Our study has several practical limitations. First, we excluded the subjects with diabetes as well as those with newly diagnosed diabetes by applying the criteria of fasting hyperglycemia and HbA1c at the baseline. However, there is a possibility that a considerable number of subjects with diabetes along with postprandial hyperglycemia were included, because we didn't perform OGTT. Second, we did not check any insulin resistance marker which might be needed to consider along with the underlying mechanism of MetS. Third, this study was a cross-sectional study and there is a limitation in elucidating a clear relationship between the values of HbA1c and MetS as well as the development of diabetes and CVD. Further large prospective studies are needed to assess the relationship between variable glycemic measures and MetS and to identify the cut-off value of HbA1c for determining the MetS.

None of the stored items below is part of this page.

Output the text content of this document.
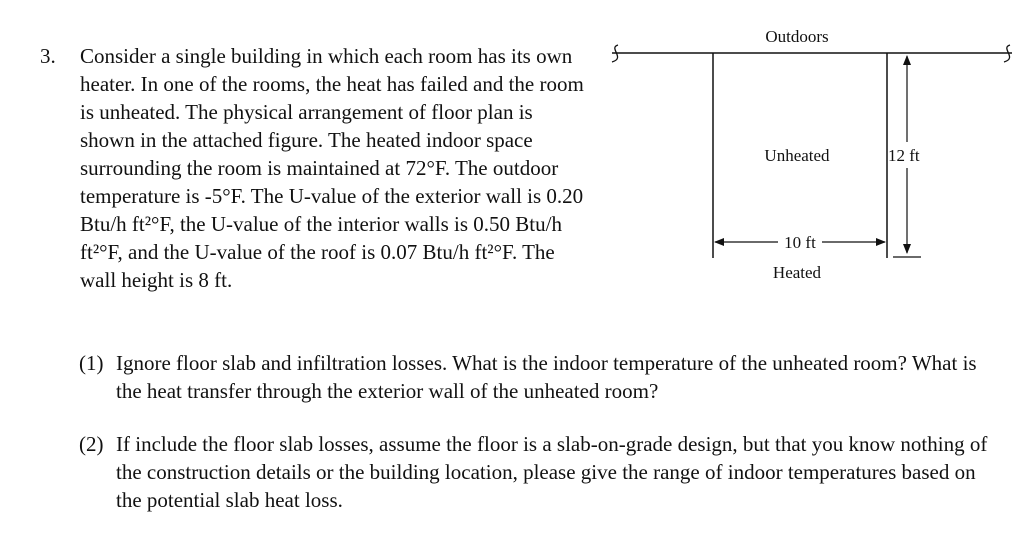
3. Consider a single building in which each room has its own heater. In one of the rooms, the heat has failed and the room is unheated. The physical arrangement of floor plan is shown in the attached figure. The heated indoor space surrounding the room is maintained at 72°F. The outdoor temperature is -5°F. The U-value of the exterior wall is 0.20 Btu/h ft²°F, the U-value of the interior walls is 0.50 Btu/h ft²°F, and the U-value of the roof is 0.07 Btu/h ft²°F. The wall height is 8 ft.

10 ft
12 ft
Outdoors
Unheated
Heated
(1) Ignore floor slab and infiltration losses. What is the indoor temperature of the unheated room? What is the heat transfer through the exterior wall of the unheated room?
(2) If include the floor slab losses, assume the floor is a slab-on-grade design, but that you know nothing of the construction details or the building location, please give the range of indoor temperatures based on the potential slab heat loss.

In conclusion, our study suggests that HbA1c might be used as a diagnostic criterion for MetS and the appropriate cut-off value of HbA1c may be 5.65% in this population. Compared with the use of FPG, the use of HbA1c significantly increased the identification rate of MetS. Therefore, at the point of primary prevention, we can increase the chance of preventing the development of diabetes and CVD by adopting the therapeutic lifestyle changes early.